Sad news for theoretical ecology: on Jan 19th, Richard Levins died in Cambridge, MA. He was 85 years old.
His work has always been my main source of inspiration. I got to read some of his articles in college, when Antonio Bodini—who was then to become my PhD avisor—introduced Loop Analysis in a class on Environmental Impact Assessment. I immediately loved the simplicity, elegance, and power of this method, and I worked on it for my honors thesis (with Alessandro Zaccagnini and Antonio Bodini).
During my PhD years, I’ve read more of his work, including the wonderful (yet almost impossible to find) book with Charles Puccia, and the celebrated articles “The strategy of model building in population biology” and “Evolution in communities near equilibrium”.

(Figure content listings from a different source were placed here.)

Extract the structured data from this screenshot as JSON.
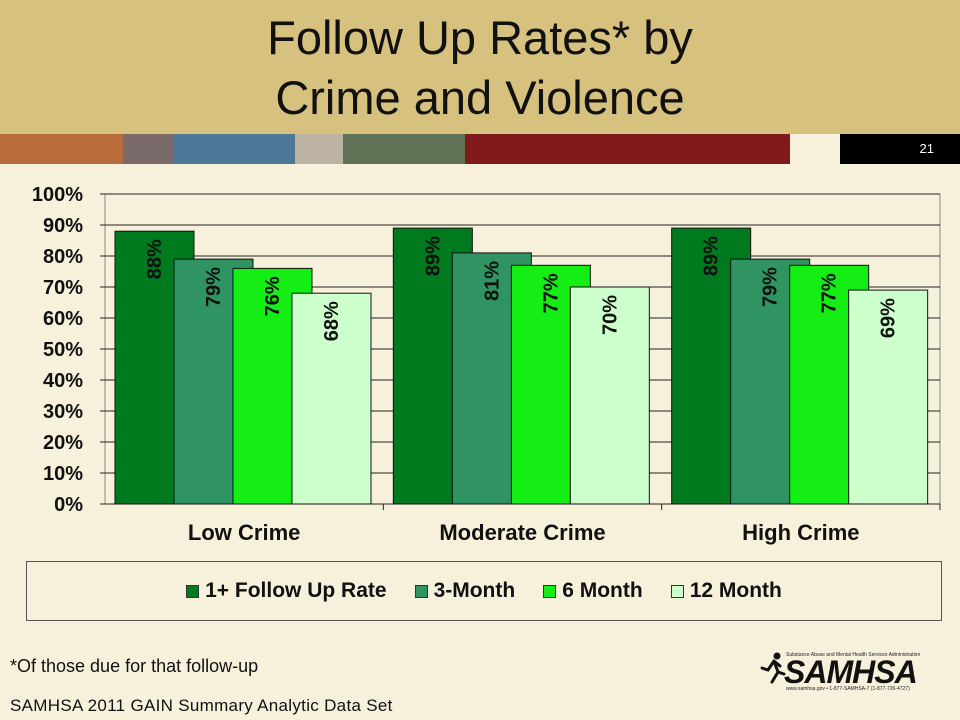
{
  "slide": {
    "title_line1": "Follow Up Rates* by",
    "title_line2": "Crime and Violence",
    "number": "21",
    "footnote": "*Of those due for that follow-up",
    "source": "SAMHSA 2011 GAIN Summary Analytic Data Set",
    "logo": {
      "text": "SAMHSA",
      "tagline": "Substance Abuse and Mental Health Services Administration",
      "contact": "www.samhsa.gov • 1-877-SAMHSA-7 (1-877-726-4727)"
    },
    "band_colors": [
      "#b86b3b",
      "#7b6a6a",
      "#4f7797",
      "#bcb3a2",
      "#5f7256",
      "#801a1d",
      "#f7f1dc"
    ]
  },
  "chart_data": {
    "type": "bar",
    "title": "",
    "xlabel": "",
    "ylabel": "",
    "categories": [
      "Low Crime",
      "Moderate Crime",
      "High Crime"
    ],
    "series": [
      {
        "name": "1+ Follow Up Rate",
        "color": "#007a1f",
        "values": [
          88,
          89,
          89
        ],
        "labels": [
          "88%",
          "89%",
          "89%"
        ]
      },
      {
        "name": "3-Month",
        "color": "#2f9462",
        "values": [
          79,
          81,
          79
        ],
        "labels": [
          "79%",
          "81%",
          "79%"
        ]
      },
      {
        "name": "6 Month",
        "color": "#14ee14",
        "values": [
          76,
          77,
          77
        ],
        "labels": [
          "76%",
          "77%",
          "77%"
        ]
      },
      {
        "name": "12 Month",
        "color": "#ccffcc",
        "values": [
          68,
          70,
          69
        ],
        "labels": [
          "68%",
          "70%",
          "69%"
        ]
      }
    ],
    "ylim": [
      0,
      100
    ],
    "yticks": [
      "0%",
      "10%",
      "20%",
      "30%",
      "40%",
      "50%",
      "60%",
      "70%",
      "80%",
      "90%",
      "100%"
    ],
    "grid": true,
    "legend": "bottom"
  }
}
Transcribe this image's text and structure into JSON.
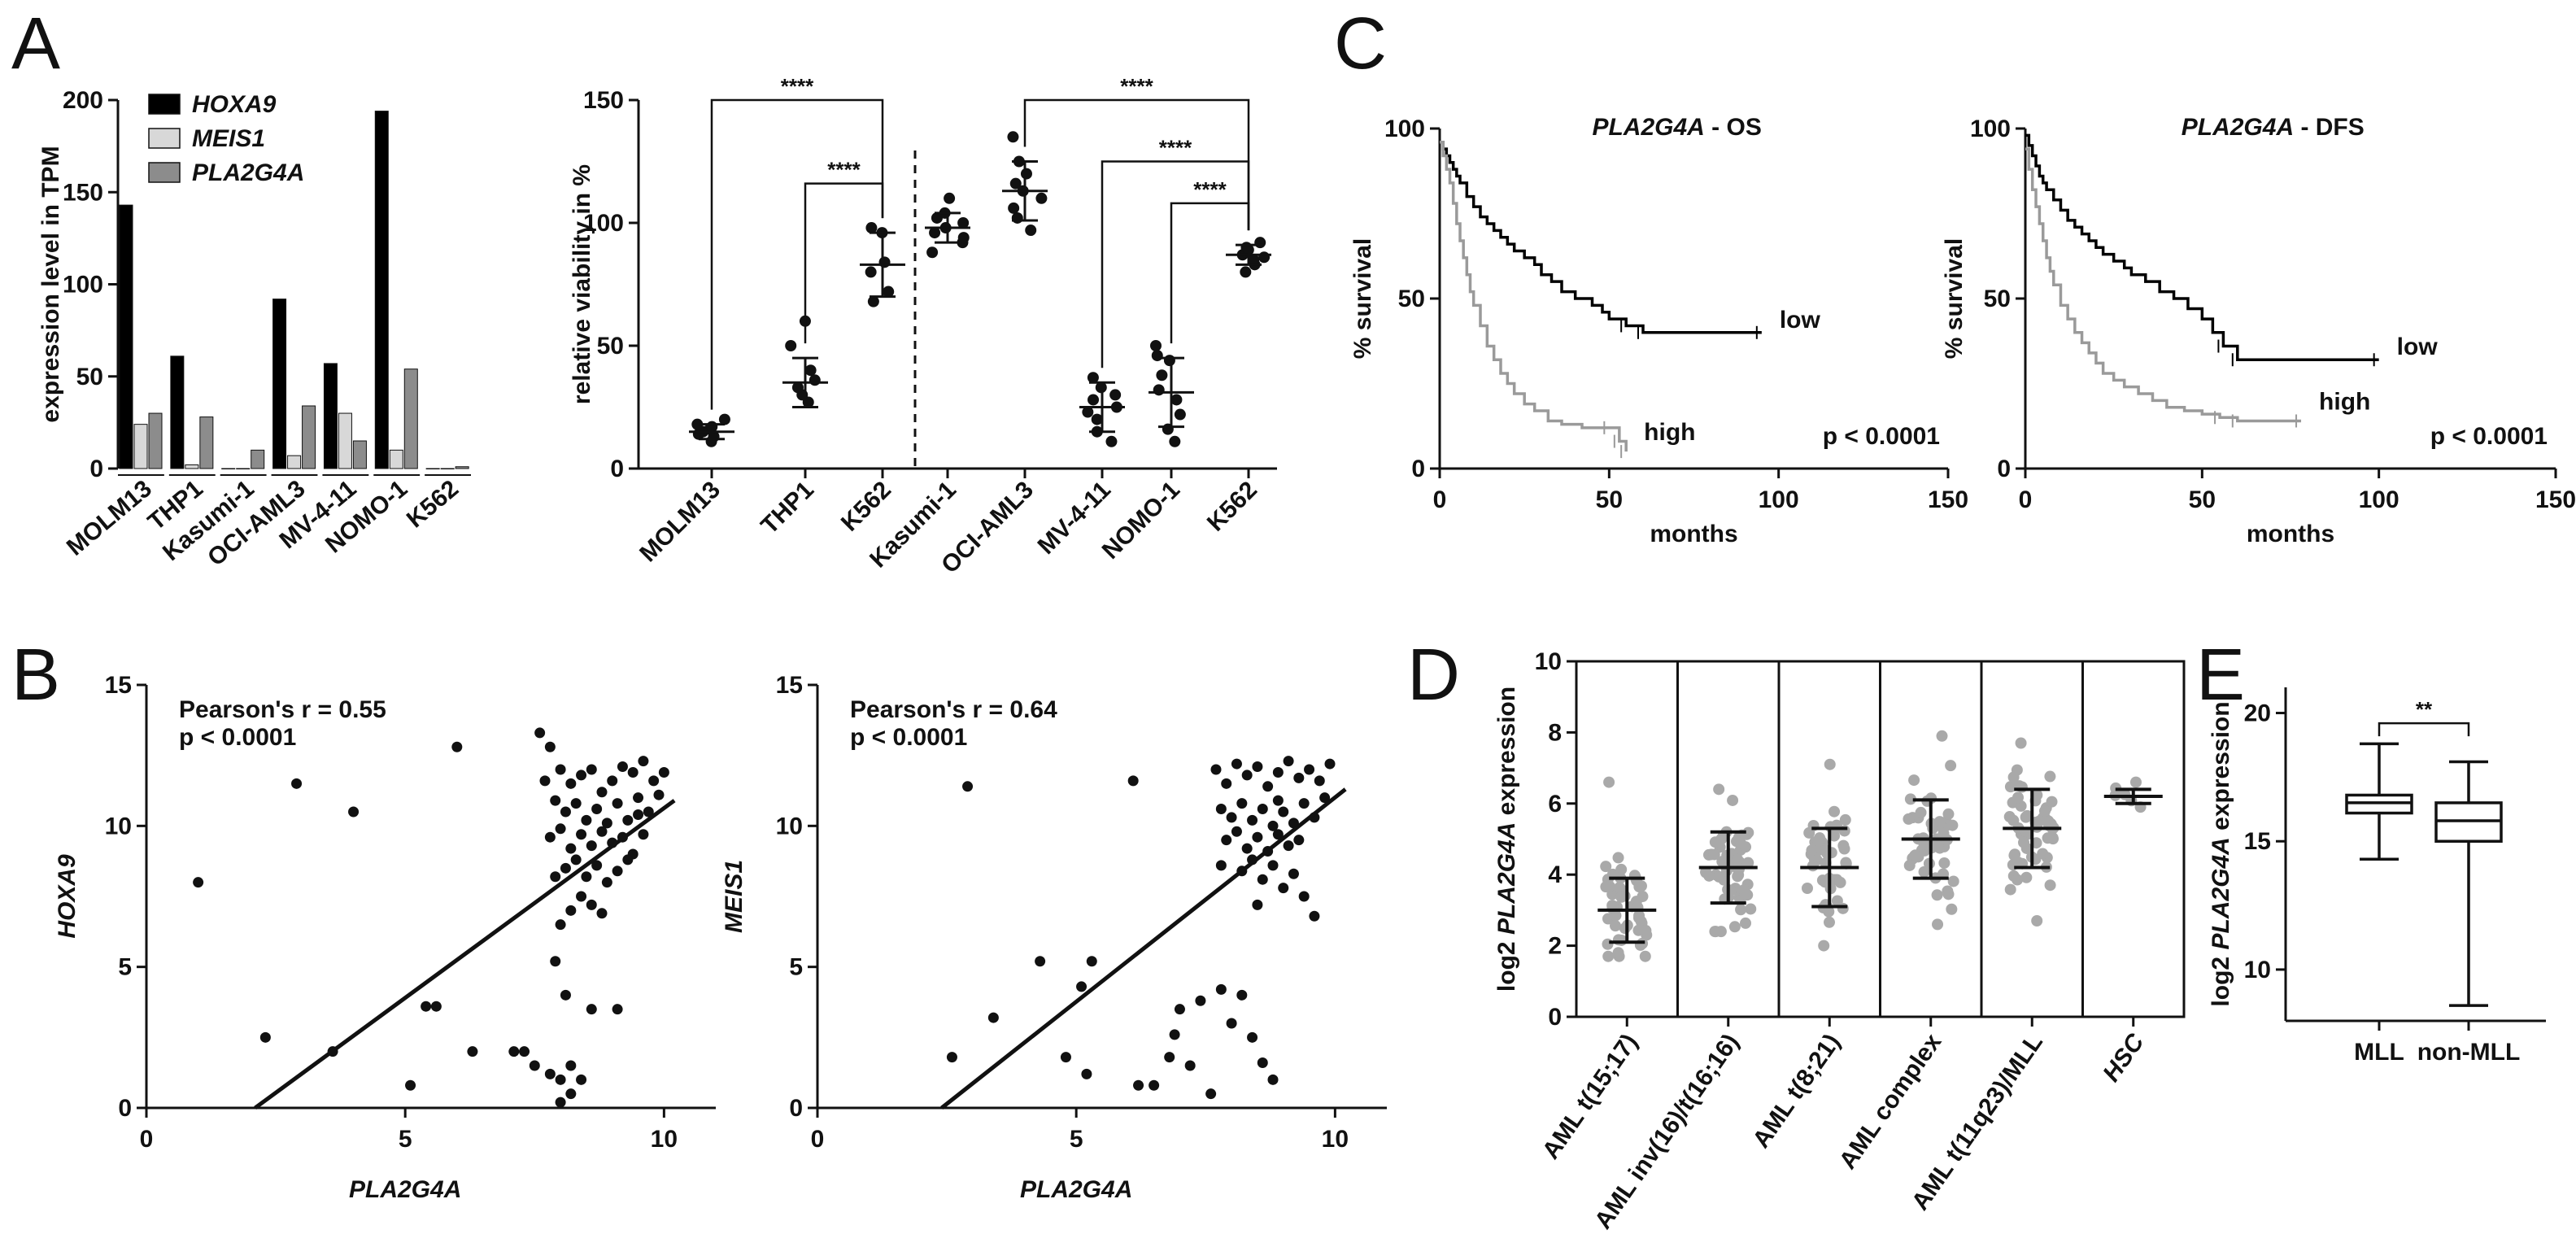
{
  "panel_letters": [
    "A",
    "B",
    "C",
    "D",
    "E"
  ],
  "chart_data": [
    {
      "id": "A1",
      "type": "bar",
      "ylabel": "expression level in TPM",
      "ylim": [
        0,
        200
      ],
      "yticks": [
        "0",
        "50",
        "100",
        "150",
        "200"
      ],
      "categories": [
        "MOLM13",
        "THP1",
        "Kasumi-1",
        "OCI-AML3",
        "MV-4-11",
        "NOMO-1",
        "K562"
      ],
      "legend_position": "top-left",
      "series": [
        {
          "name": "HOXA9",
          "color": "#000000",
          "values": [
            143,
            61,
            0,
            92,
            57,
            194,
            0
          ]
        },
        {
          "name": "MEIS1",
          "color": "#d8d8d8",
          "values": [
            24,
            2,
            0,
            7,
            30,
            10,
            0
          ]
        },
        {
          "name": "PLA2G4A",
          "color": "#8c8c8c",
          "values": [
            30,
            28,
            10,
            34,
            15,
            54,
            1
          ]
        }
      ]
    },
    {
      "id": "A2",
      "type": "scatter",
      "ylabel": "relative viability in %",
      "ylim": [
        0,
        150
      ],
      "yticks": [
        "0",
        "50",
        "100",
        "150"
      ],
      "categories": [
        "MOLM13",
        "THP1",
        "K562",
        "Kasumi-1",
        "OCI-AML3",
        "MV-4-11",
        "NOMO-1",
        "K562"
      ],
      "groups": [
        {
          "mean": 15,
          "sd": 3,
          "points": [
            11,
            13,
            14,
            15,
            16,
            17,
            18,
            20
          ]
        },
        {
          "mean": 35,
          "sd": 10,
          "points": [
            27,
            30,
            33,
            36,
            40,
            50,
            60
          ]
        },
        {
          "mean": 83,
          "sd": 13,
          "points": [
            68,
            72,
            80,
            84,
            96,
            98
          ]
        },
        {
          "mean": 98,
          "sd": 6,
          "points": [
            88,
            92,
            94,
            96,
            98,
            100,
            102,
            104,
            110
          ]
        },
        {
          "mean": 113,
          "sd": 12,
          "points": [
            97,
            102,
            106,
            110,
            113,
            116,
            120,
            125,
            135
          ]
        },
        {
          "mean": 25,
          "sd": 10,
          "points": [
            11,
            15,
            20,
            23,
            25,
            28,
            30,
            33,
            37
          ]
        },
        {
          "mean": 31,
          "sd": 14,
          "points": [
            11,
            16,
            22,
            28,
            32,
            38,
            44,
            46,
            50
          ]
        },
        {
          "mean": 87,
          "sd": 4,
          "points": [
            80,
            83,
            85,
            86,
            87,
            88,
            89,
            90,
            92
          ]
        }
      ],
      "significance": [
        {
          "from": 0,
          "to": 2,
          "label": "****",
          "level": 150
        },
        {
          "from": 1,
          "to": 2,
          "label": "****",
          "level": 116
        },
        {
          "from": 4,
          "to": 7,
          "label": "****",
          "level": 150
        },
        {
          "from": 5,
          "to": 7,
          "label": "****",
          "level": 125
        },
        {
          "from": 6,
          "to": 7,
          "label": "****",
          "level": 108
        }
      ]
    },
    {
      "id": "C1",
      "type": "line",
      "title_gene": "PLA2G4A",
      "title_rest": " - OS",
      "xlabel": "months",
      "ylabel": "% survival",
      "xlim": [
        0,
        150
      ],
      "ylim": [
        0,
        100
      ],
      "xticks": [
        "0",
        "50",
        "100",
        "150"
      ],
      "yticks": [
        "0",
        "50",
        "100"
      ],
      "p_text": "p < 0.0001",
      "series": [
        {
          "name": "low",
          "color": "#000000",
          "x": [
            0,
            1,
            2,
            3,
            4,
            5,
            6,
            8,
            10,
            12,
            14,
            16,
            18,
            20,
            22,
            25,
            28,
            30,
            33,
            36,
            40,
            45,
            48,
            50,
            55,
            60,
            95
          ],
          "y": [
            96,
            94,
            92,
            90,
            88,
            86,
            84,
            80,
            77,
            74,
            72,
            70,
            68,
            66,
            64,
            62,
            60,
            57,
            55,
            52,
            50,
            48,
            46,
            44,
            42,
            40,
            40
          ]
        },
        {
          "name": "high",
          "color": "#9a9a9a",
          "x": [
            0,
            1,
            2,
            3,
            4,
            5,
            6,
            7,
            8,
            9,
            10,
            12,
            14,
            16,
            18,
            20,
            22,
            25,
            28,
            32,
            36,
            42,
            50,
            53,
            55
          ],
          "y": [
            96,
            92,
            88,
            84,
            78,
            72,
            67,
            62,
            57,
            52,
            48,
            42,
            36,
            32,
            28,
            25,
            22,
            19,
            17,
            14,
            13,
            12,
            12,
            8,
            5
          ]
        }
      ]
    },
    {
      "id": "C2",
      "type": "line",
      "title_gene": "PLA2G4A",
      "title_rest": " - DFS",
      "xlabel": "months",
      "ylabel": "% survival",
      "xlim": [
        0,
        150
      ],
      "ylim": [
        0,
        100
      ],
      "xticks": [
        "0",
        "50",
        "100",
        "150"
      ],
      "yticks": [
        "0",
        "50",
        "100"
      ],
      "p_text": "p < 0.0001",
      "series": [
        {
          "name": "low",
          "color": "#000000",
          "x": [
            0,
            1,
            2,
            3,
            4,
            5,
            6,
            8,
            10,
            12,
            14,
            16,
            18,
            20,
            22,
            25,
            28,
            30,
            34,
            38,
            42,
            46,
            50,
            53,
            56,
            60,
            100
          ],
          "y": [
            98,
            95,
            92,
            89,
            86,
            84,
            82,
            79,
            76,
            73,
            71,
            69,
            67,
            65,
            63,
            61,
            59,
            57,
            55,
            52,
            50,
            47,
            44,
            40,
            36,
            32,
            32
          ]
        },
        {
          "name": "high",
          "color": "#9a9a9a",
          "x": [
            0,
            1,
            2,
            3,
            4,
            5,
            6,
            7,
            8,
            10,
            12,
            14,
            16,
            18,
            20,
            22,
            25,
            28,
            32,
            36,
            40,
            45,
            50,
            55,
            60,
            78
          ],
          "y": [
            94,
            88,
            82,
            77,
            72,
            67,
            62,
            58,
            54,
            48,
            44,
            40,
            37,
            34,
            31,
            28,
            26,
            24,
            22,
            20,
            18,
            17,
            16,
            15,
            14,
            14
          ]
        }
      ]
    },
    {
      "id": "B1",
      "type": "scatter",
      "xlabel": "PLA2G4A",
      "ylabel": "HOXA9",
      "xlim": [
        0,
        11
      ],
      "ylim": [
        0,
        15
      ],
      "xticks": [
        "0",
        "5",
        "10"
      ],
      "yticks": [
        "0",
        "5",
        "10",
        "15"
      ],
      "stat_line1": "Pearson's r = 0.55",
      "stat_line2": "p < 0.0001",
      "fit": {
        "x": [
          2.1,
          10.2
        ],
        "y": [
          0,
          10.9
        ]
      },
      "points": [
        [
          1,
          8
        ],
        [
          2.9,
          11.5
        ],
        [
          4,
          10.5
        ],
        [
          6,
          12.8
        ],
        [
          2.3,
          2.5
        ],
        [
          3.6,
          2
        ],
        [
          5.4,
          3.6
        ],
        [
          5.6,
          3.6
        ],
        [
          5.1,
          0.8
        ],
        [
          6.3,
          2
        ],
        [
          7.1,
          2
        ],
        [
          7.3,
          2
        ],
        [
          7.5,
          1.5
        ],
        [
          7.8,
          1.2
        ],
        [
          8,
          1
        ],
        [
          8.2,
          1.5
        ],
        [
          8.4,
          1
        ],
        [
          8.2,
          0.5
        ],
        [
          8,
          0.2
        ],
        [
          7.9,
          5.2
        ],
        [
          8.1,
          4
        ],
        [
          8.6,
          3.5
        ],
        [
          9.1,
          3.5
        ],
        [
          7.6,
          13.3
        ],
        [
          7.8,
          12.8
        ],
        [
          8,
          12
        ],
        [
          8.2,
          11.5
        ],
        [
          8.4,
          11.8
        ],
        [
          8.6,
          12
        ],
        [
          8.8,
          11.2
        ],
        [
          9,
          11.6
        ],
        [
          9.2,
          12.1
        ],
        [
          9.4,
          11.9
        ],
        [
          9.6,
          12.3
        ],
        [
          9.8,
          11.6
        ],
        [
          10,
          11.9
        ],
        [
          7.7,
          11.6
        ],
        [
          7.9,
          10.9
        ],
        [
          8.1,
          10.5
        ],
        [
          8.3,
          10.8
        ],
        [
          8.5,
          10.2
        ],
        [
          8.7,
          10.6
        ],
        [
          8.9,
          10.1
        ],
        [
          9.1,
          10.8
        ],
        [
          9.3,
          10.2
        ],
        [
          9.5,
          11
        ],
        [
          9.7,
          10.5
        ],
        [
          9.9,
          11.1
        ],
        [
          7.8,
          9.6
        ],
        [
          8,
          9.9
        ],
        [
          8.2,
          9.2
        ],
        [
          8.4,
          9.7
        ],
        [
          8.6,
          9.3
        ],
        [
          8.8,
          9.8
        ],
        [
          9,
          9.4
        ],
        [
          9.2,
          9.6
        ],
        [
          9.4,
          9
        ],
        [
          9.6,
          9.7
        ],
        [
          8.1,
          8.5
        ],
        [
          8.3,
          8.8
        ],
        [
          8.5,
          8.2
        ],
        [
          8.7,
          8.6
        ],
        [
          8.9,
          8
        ],
        [
          9.1,
          8.4
        ],
        [
          8.4,
          7.5
        ],
        [
          8.6,
          7.2
        ],
        [
          8.8,
          6.9
        ],
        [
          8.2,
          7
        ],
        [
          7.9,
          8.2
        ],
        [
          8,
          6.5
        ],
        [
          9.3,
          8.8
        ],
        [
          9.5,
          10.4
        ]
      ]
    },
    {
      "id": "B2",
      "type": "scatter",
      "xlabel": "PLA2G4A",
      "ylabel": "MEIS1",
      "xlim": [
        0,
        11
      ],
      "ylim": [
        0,
        15
      ],
      "xticks": [
        "0",
        "5",
        "10"
      ],
      "yticks": [
        "0",
        "5",
        "10",
        "15"
      ],
      "stat_line1": "Pearson's r = 0.64",
      "stat_line2": "p < 0.0001",
      "fit": {
        "x": [
          2.4,
          10.2
        ],
        "y": [
          0,
          11.3
        ]
      },
      "points": [
        [
          2.9,
          11.4
        ],
        [
          6.1,
          11.6
        ],
        [
          2.6,
          1.8
        ],
        [
          3.4,
          3.2
        ],
        [
          4.3,
          5.2
        ],
        [
          5.1,
          4.3
        ],
        [
          5.3,
          5.2
        ],
        [
          4.8,
          1.8
        ],
        [
          5.2,
          1.2
        ],
        [
          6.2,
          0.8
        ],
        [
          6.5,
          0.8
        ],
        [
          6.8,
          1.8
        ],
        [
          6.9,
          2.6
        ],
        [
          7,
          3.5
        ],
        [
          7.2,
          1.5
        ],
        [
          7.4,
          3.8
        ],
        [
          7.6,
          0.5
        ],
        [
          7.8,
          4.2
        ],
        [
          8,
          3
        ],
        [
          8.2,
          4
        ],
        [
          8.4,
          2.5
        ],
        [
          8.6,
          1.6
        ],
        [
          8.8,
          1
        ],
        [
          7.7,
          12
        ],
        [
          7.9,
          11.5
        ],
        [
          8.1,
          12.2
        ],
        [
          8.3,
          11.8
        ],
        [
          8.5,
          12.1
        ],
        [
          8.7,
          11.4
        ],
        [
          8.9,
          11.9
        ],
        [
          9.1,
          12.3
        ],
        [
          9.3,
          11.7
        ],
        [
          9.5,
          12
        ],
        [
          9.7,
          11.6
        ],
        [
          9.9,
          12.2
        ],
        [
          7.8,
          10.6
        ],
        [
          8,
          10.3
        ],
        [
          8.2,
          10.8
        ],
        [
          8.4,
          10.2
        ],
        [
          8.6,
          10.6
        ],
        [
          8.8,
          10
        ],
        [
          9,
          10.5
        ],
        [
          9.2,
          10.1
        ],
        [
          9.4,
          10.8
        ],
        [
          9.6,
          10.3
        ],
        [
          9.8,
          11
        ],
        [
          7.9,
          9.5
        ],
        [
          8.1,
          9.8
        ],
        [
          8.3,
          9.2
        ],
        [
          8.5,
          9.6
        ],
        [
          8.7,
          9.1
        ],
        [
          8.9,
          9.7
        ],
        [
          9.1,
          9.3
        ],
        [
          9.3,
          9.5
        ],
        [
          8.2,
          8.4
        ],
        [
          8.4,
          8.8
        ],
        [
          8.6,
          8.1
        ],
        [
          8.8,
          8.6
        ],
        [
          9,
          7.8
        ],
        [
          9.2,
          8.3
        ],
        [
          9.4,
          7.5
        ],
        [
          9.6,
          6.8
        ],
        [
          8.5,
          7.2
        ],
        [
          7.8,
          8.6
        ],
        [
          8.9,
          10.9
        ]
      ]
    },
    {
      "id": "D",
      "type": "scatter",
      "ylabel_pre": "log2 ",
      "ylabel_gene": "PLA2G4A",
      "ylabel_post": " expression",
      "ylim": [
        0,
        10
      ],
      "yticks": [
        "0",
        "2",
        "4",
        "6",
        "8",
        "10"
      ],
      "categories": [
        "AML t(15;17)",
        "AML inv(16)/t(16;16)",
        "AML t(8;21)",
        "AML complex",
        "AML t(11q23)/MLL",
        "HSC"
      ],
      "groups": [
        {
          "mean": 3.0,
          "sd": 0.9,
          "min": 1.7,
          "max": 6.6,
          "n": 50
        },
        {
          "mean": 4.2,
          "sd": 1.0,
          "min": 2.4,
          "max": 6.4,
          "n": 55
        },
        {
          "mean": 4.2,
          "sd": 1.1,
          "min": 2.0,
          "max": 7.1,
          "n": 45
        },
        {
          "mean": 5.0,
          "sd": 1.1,
          "min": 2.6,
          "max": 7.9,
          "n": 50
        },
        {
          "mean": 5.3,
          "sd": 1.1,
          "min": 2.7,
          "max": 7.7,
          "n": 55
        },
        {
          "mean": 6.2,
          "sd": 0.2,
          "min": 5.9,
          "max": 6.6,
          "n": 6
        }
      ]
    },
    {
      "id": "E",
      "type": "box",
      "ylabel_pre": "log2 ",
      "ylabel_gene": "PLA2G4A",
      "ylabel_post": " expression",
      "ylim": [
        8,
        21
      ],
      "yticks": [
        "10",
        "15",
        "20"
      ],
      "categories": [
        "MLL",
        "non-MLL"
      ],
      "boxes": [
        {
          "min": 14.3,
          "q1": 16.1,
          "median": 16.5,
          "q3": 16.8,
          "max": 18.8
        },
        {
          "min": 8.6,
          "q1": 15.0,
          "median": 15.8,
          "q3": 16.5,
          "max": 18.1
        }
      ],
      "significance": {
        "label": "**"
      }
    }
  ]
}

All my work on stability, random matrices, and population dynamics has been inspired by Loop Analysis, and even today when I see a matrix, I actually see a composition of loops and paths.
Even the fact I am now in Chicago is somewhat influenced by Levins: he and Lewontin were professors here in the 1960s, and that’s why when I saw the ad for the position in Ecology & Evolution, I immediately felt I had to apply—this is my kind of Department!
There’s a nice picture of Levins in the Lillie Room downstairs: you can see him in his prime, explaining Loop Analysis on the board. That’s the way I want to remember him.